On 9 January, the Labor Department reported that non-farm payroll employment fell by 524,000 in December based on the establishment survey. This means that the total number of jobs lost in 2008 is now estimated at 2.59 million, just a little less than the 2.75 million at the end of World War 2, with 1.9 million jobs lost in just the past four months.

The report also showed that the unemployment rate rose from 6.8 percent in November to 7.2 percent in December, the highest level in almost 16 years, based on data from the household survey. This survey showed employment falling 806,000 last month.

Other indicators corroborate the continuing weakness in the US economy.

On 2 January, the Institute for Supply Management reported that its PMI, a gauge of manufacturing activity in the US, fell from 36.2 in November to 32.4 in December, the lowest level since 1980. Services held up better, as another ISM report on 6 January showed that the non-manufacturing index rose from 37.3 in November to 40.6 in December, a number, though, that still indicates a decline in activity.

The latest data from the Economic Cycle Research Institute also showed that an economic recovery is not imminent.
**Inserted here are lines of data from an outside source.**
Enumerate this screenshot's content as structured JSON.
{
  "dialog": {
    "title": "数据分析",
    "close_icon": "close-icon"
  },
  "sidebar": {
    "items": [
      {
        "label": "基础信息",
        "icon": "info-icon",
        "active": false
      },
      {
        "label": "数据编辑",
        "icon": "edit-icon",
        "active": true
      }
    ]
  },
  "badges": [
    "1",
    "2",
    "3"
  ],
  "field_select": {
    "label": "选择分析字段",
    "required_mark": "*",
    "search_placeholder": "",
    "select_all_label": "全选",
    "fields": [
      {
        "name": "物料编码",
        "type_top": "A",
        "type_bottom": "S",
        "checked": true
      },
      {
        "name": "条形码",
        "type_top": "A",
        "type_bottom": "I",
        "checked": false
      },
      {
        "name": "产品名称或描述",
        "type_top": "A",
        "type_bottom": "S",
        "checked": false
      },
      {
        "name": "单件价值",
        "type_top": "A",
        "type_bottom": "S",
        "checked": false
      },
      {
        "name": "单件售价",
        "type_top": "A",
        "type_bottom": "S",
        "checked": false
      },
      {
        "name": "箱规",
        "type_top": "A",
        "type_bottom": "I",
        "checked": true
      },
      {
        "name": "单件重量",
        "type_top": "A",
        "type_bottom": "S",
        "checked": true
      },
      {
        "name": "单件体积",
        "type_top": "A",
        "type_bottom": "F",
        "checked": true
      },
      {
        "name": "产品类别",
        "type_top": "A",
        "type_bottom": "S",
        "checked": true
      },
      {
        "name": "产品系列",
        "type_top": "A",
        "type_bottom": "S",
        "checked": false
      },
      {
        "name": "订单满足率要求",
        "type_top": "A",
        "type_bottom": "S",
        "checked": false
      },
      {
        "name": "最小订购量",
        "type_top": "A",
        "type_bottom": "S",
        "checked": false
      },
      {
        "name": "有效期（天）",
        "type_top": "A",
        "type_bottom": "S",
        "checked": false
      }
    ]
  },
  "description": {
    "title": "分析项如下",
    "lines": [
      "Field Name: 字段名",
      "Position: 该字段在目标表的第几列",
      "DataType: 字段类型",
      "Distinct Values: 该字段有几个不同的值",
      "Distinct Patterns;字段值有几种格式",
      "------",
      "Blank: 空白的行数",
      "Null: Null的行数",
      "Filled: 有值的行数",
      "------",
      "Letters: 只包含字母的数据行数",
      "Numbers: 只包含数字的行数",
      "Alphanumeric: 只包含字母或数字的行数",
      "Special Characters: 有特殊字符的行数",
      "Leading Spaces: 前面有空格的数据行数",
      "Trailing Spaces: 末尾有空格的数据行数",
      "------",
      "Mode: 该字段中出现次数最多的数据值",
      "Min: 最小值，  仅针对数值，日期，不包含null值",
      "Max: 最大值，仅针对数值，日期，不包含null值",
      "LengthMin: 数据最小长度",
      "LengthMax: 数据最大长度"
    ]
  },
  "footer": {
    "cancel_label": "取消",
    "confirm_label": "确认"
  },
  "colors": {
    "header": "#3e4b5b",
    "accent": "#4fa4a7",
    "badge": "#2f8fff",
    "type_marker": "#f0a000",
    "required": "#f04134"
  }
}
Although the ECRI's weekly leading index rose to 109.4 in the week ending 2 January from 108 in the previous week and its annualised growth rate rose to minus 26.8 from minus 28.7 percent, the latter remained deep in negative territory.

The economy in the euro area is also weak. On 8 January, Eurostat confirmed that gross domestic product in the euro area fell by 0.2 percent in the third quarter, thus also confirming that the economy is in recession after previously reporting that it had also shrunk by 0.2 percent in the second quarter.

As a result, unemployment in the euro area has begun to rise. The unemployment rate rose to 7.8 percent in November from 7.7 percent in October, according to another report from Eurostat.

The European Commission's business and consumer survey showed that the weakness persisted into the end of 2008. The economic sentiment indicator from the survey for the euro area fell sharply to 67.1 in December from 74.9 in November.

Surveys by Markit Economics showed a similar picture. The eurozone purchasing managers' index for manufacturing fell from 35.6 in November to 33.9 in December, the lowest since the survey was introduced in 1998. The services index declined from 42.5 to 42.1.

It was the same story in Japan.

The Nomura/JMMA Japan purchasing managers index of manufacturing activity fell from 36.7 in November to 30.8 in December, the lowest since the survey began in 2001.

Other data corroborated the negative trend in Japanese manufacturing in the fourth quarter of 2008. Industrial production fell 8.1 percent in November after having fallen 3.1 percent in October.

With Japan's industrial output falling, so almost certainly did its GDP. Data released by the Cabinet Office on 9 January showed that the composite coincidence index fell from 97.7 in October to 94.9 in November. The composite leading index fell from 85.2 to 81.5.

So the US, eurozone and Japanese economies all look as though they contracted in the fourth quarter of 2008 and showed no sign of imminent recovery. It is certainly looking like the global economy will start 2009 on a negative note.